In 1983, when we moved from the staid upper east side to the wild upper west side with our newborn, Matthew, we decided we needed a shul and our friend, Deb Kayman, suggested Ansche Chesed and the West Side Minyan. Our first Rosh Hashana, in Hirsch Hall, was a revelation: joyful davening and singing unlike any we had experienced. We started davening with the West Side Minyan, which met on the 5th floor and featured a playground. We became part of a Shabbat afternoon lunch group of young parents with same age children; it was a continuing play date for the kids and welcome camaraderie for the parents.

 

We migrated to the Sanctuary, where both of our children, Matthew and Ariel (members themselves) had their b’nai mitzvot. By that point, through leadership roles in the Hanukkah Arts Festival, the clothing closet for newly arrived Russian emigres, the membership committee, High Holiday Committee, Sanctuary Minyan, etc., etc., we knew everyone and considered everyone a friend. At both b’nai mitzvot, Melinda memorably declared Ansche Chesed the extension of our own home it had in fact become and invited everyone to lunch.

 

Melinda has been chair of the High Holiday committee since the death of our beloved, and dearly missed, chair, Sam Schiff. One of her great memories is when Sam called to invite her onto the Board and she replied ‘Me?

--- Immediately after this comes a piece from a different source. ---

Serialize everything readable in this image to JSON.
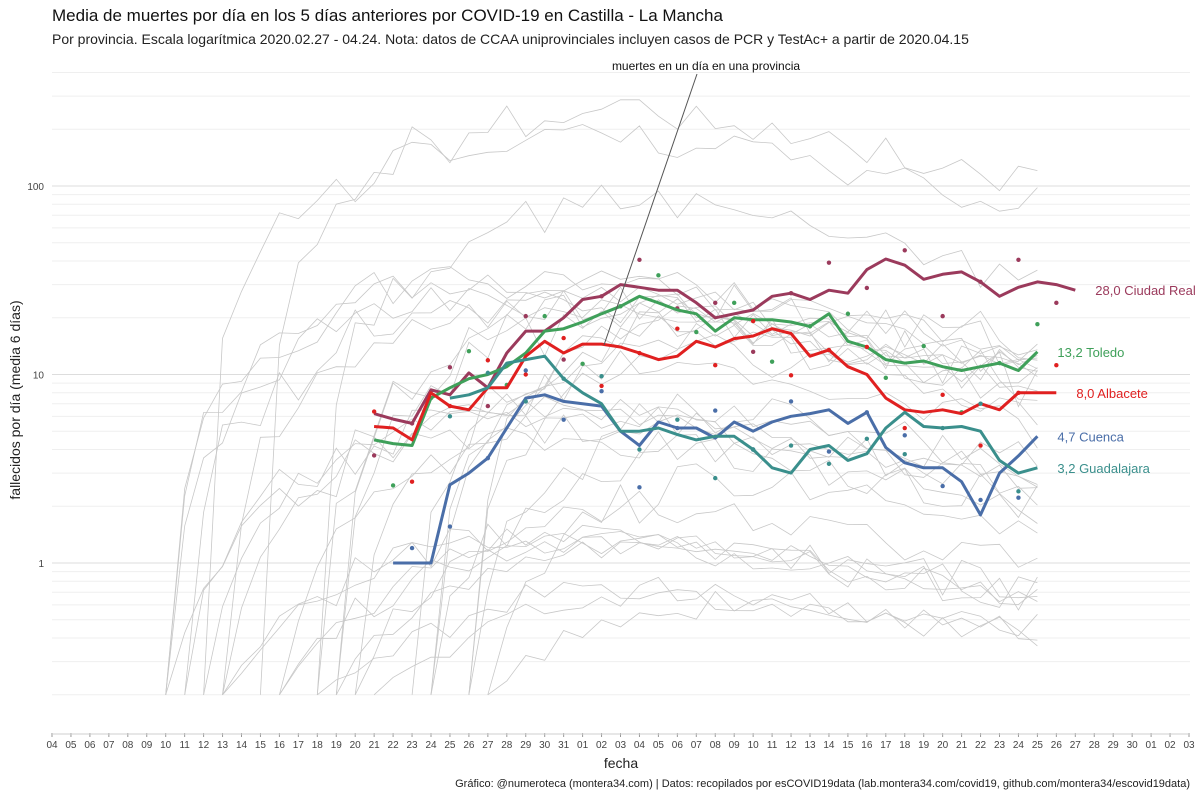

Sam, do you know who you’re talking to?’ That led to many years on the Board, service as vice-president, and as chair of both the farewell dinner for Michael Strassfeld and the welcome dinner for Jeremy Kalmanofsky.

 

Ron is more interested in our glorious Jewish invention, Kiddush.

 

We have made many lifelong friends at Ansche Chesed. Even though we often daven with the Great Barrington Library Minyan, where many Ansche Chesed friends also daven, we always consider Ansche Chesed our home.